The basket-woven hairstyle — a sort of Medieval own-hair snood — certainly showed Burton shares McQueen’s ability to break down our way of seeing by introducing something genuinely new and strange.

I wasn’t so into the midriff-baring looks. To me, they nodded to an impending trend — this season has zipped by in one long, fleshy expanse of exposed model midriff — in a way that Alexander McQueen has always been above.

But I loved the brocades, the flared peplums of the skirts, and the rich, tawny color palette.

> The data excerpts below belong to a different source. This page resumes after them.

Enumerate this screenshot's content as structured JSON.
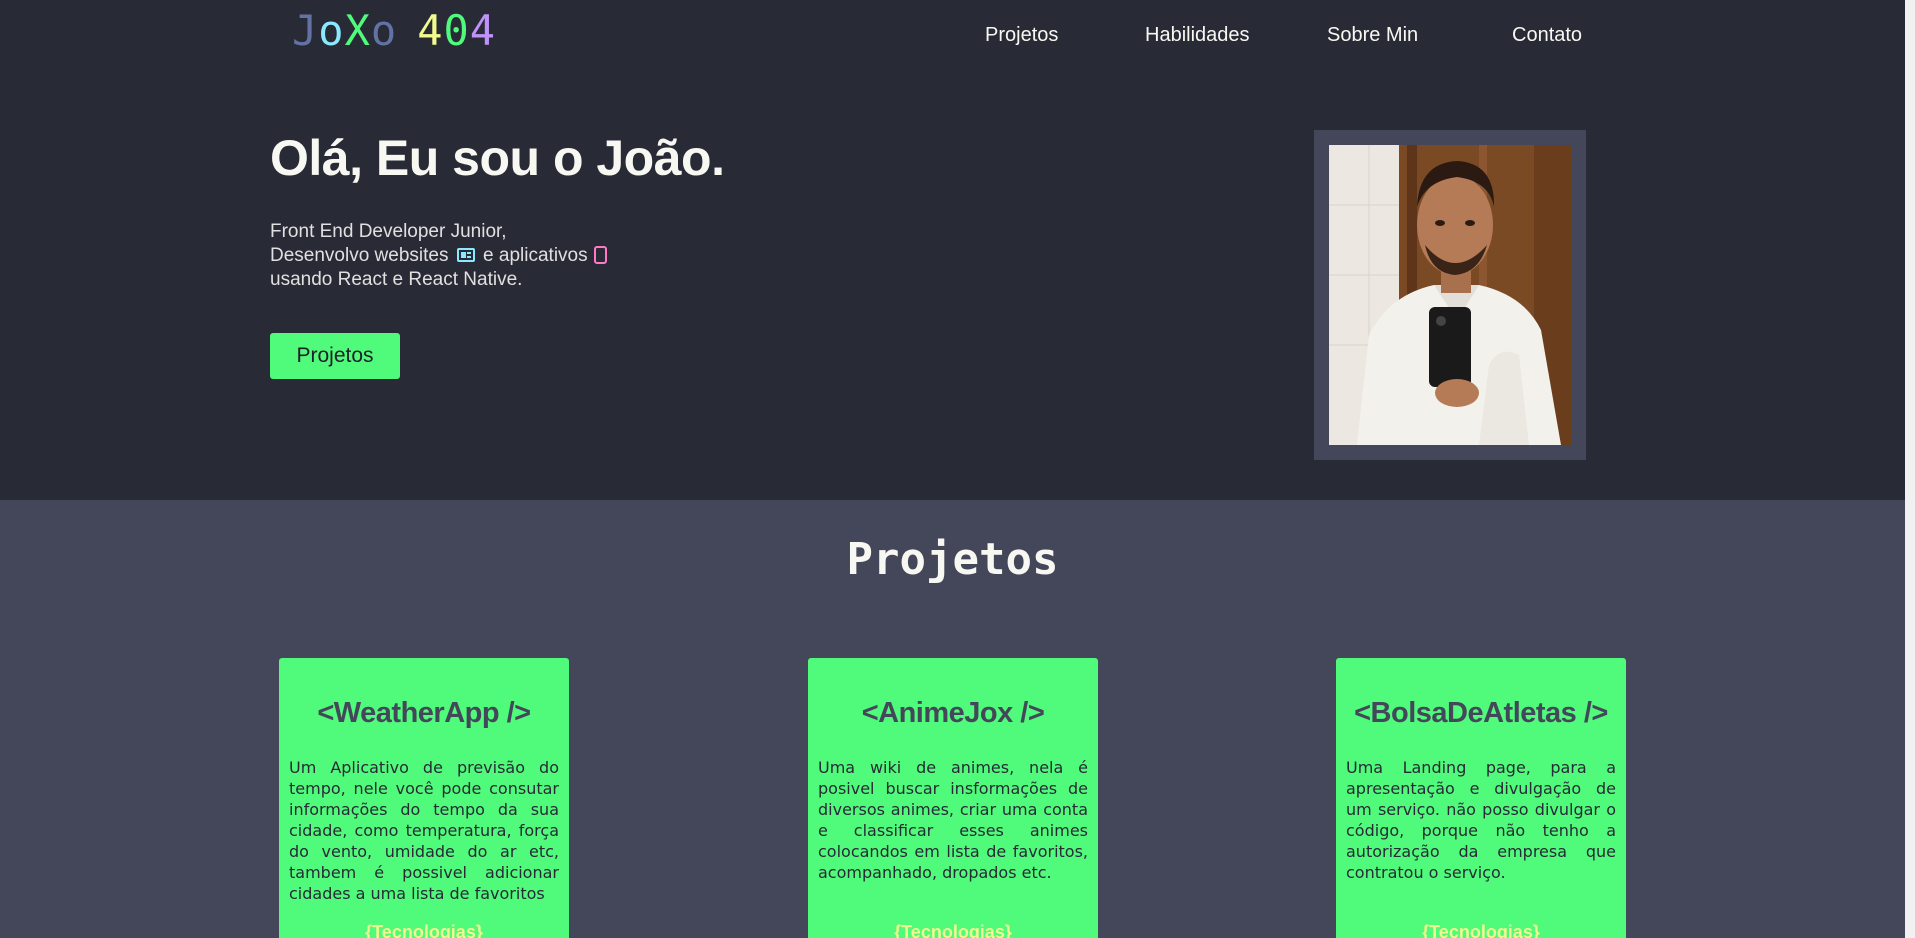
{
  "header": {
    "logo": {
      "part1": "JoXo",
      "part2": "404"
    },
    "nav": [
      {
        "label": "Projetos"
      },
      {
        "label": "Habilidades"
      },
      {
        "label": "Sobre Min"
      },
      {
        "label": "Contato"
      }
    ]
  },
  "hero": {
    "title": "Olá, Eu sou o João.",
    "line1": "Front End Developer Junior,",
    "line2_a": "Desenvolvo websites",
    "line2_b": "e aplicativos",
    "line3": "usando React e React Native.",
    "button_label": "Projetos",
    "icons": [
      "website-icon",
      "mobile-phone-icon"
    ]
  },
  "projects": {
    "title": "Projetos",
    "cards": [
      {
        "title": "<WeatherApp />",
        "description": "Um Aplicativo de previsão do tempo, nele você pode consutar informações do tempo da sua cidade, como temperatura, força do vento, umidade do ar etc, tambem é possivel adicionar cidades a uma lista de favoritos",
        "tech_label": "{Tecnologias}"
      },
      {
        "title": "<AnimeJox />",
        "description": "Uma wiki de animes, nela é posivel buscar insformações de diversos animes, criar uma conta e classificar esses animes colocandos em lista de favoritos, acompanhado, dropados etc.",
        "tech_label": "{Tecnologias}"
      },
      {
        "title": "<BolsaDeAtletas />",
        "description": "Uma Landing page, para a apresentação e divulgação de um serviço. não posso divulgar o código, porque não tenho a autorização da empresa que contratou o serviço.",
        "tech_label": "{Tecnologias}"
      }
    ]
  },
  "colors": {
    "background": "#282a36",
    "section": "#44475a",
    "accent_green": "#50fa7b",
    "accent_yellow": "#f1fa8c",
    "text": "#f8f8f2"
  }
}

Gucci Group president Robert Polet is pleased with Burton’s effort, too. “She does the brand well. She has been working with him for 14 years, so she is a little bit Alexander McQueen. For a first time, I think that’s a thumbs up!”

Overall, Burton hewed very closely to the look established by her predecessor. There were nipped waists, sharply tailored jackets, and all the restrained menace they connote.

Apparently, some of the dresses were made of pheasant feathers.

Burton is in a great position. Her years in McQueen’s employ — she was his director of women’s wear before he died — give her a thorough grounding in the house and its rich aesthetic history. She was privy to McQueen’s influences and thought processes in a way that few others can match. But this collection is thoroughly her own work, and it is magical.

McQueen was famous for his elaborate stagings, including runway shows inspired by the grueling dance marathon in The Shoot Horses, Don’t They and the work of the controversial photographer Joel-Peter Witkin, and one where automotive assembly line robots surrounded Shalom Harlow and sprayed her with blasts of paint.

Although Burton said that she wouldn’t be aiming to compete with her late boss in the show stakes, the mise-en-scène here seems pretty dramatic. There was moss and grass coming up between unfinished boards of the catwalk, and eerie, low cello music was playing.

This stunning dress recalled, for me, McQueen’s iconic gown made out of red glass microscope slides and feathers.

I have to echo SHOWStudio: This collection was stunning.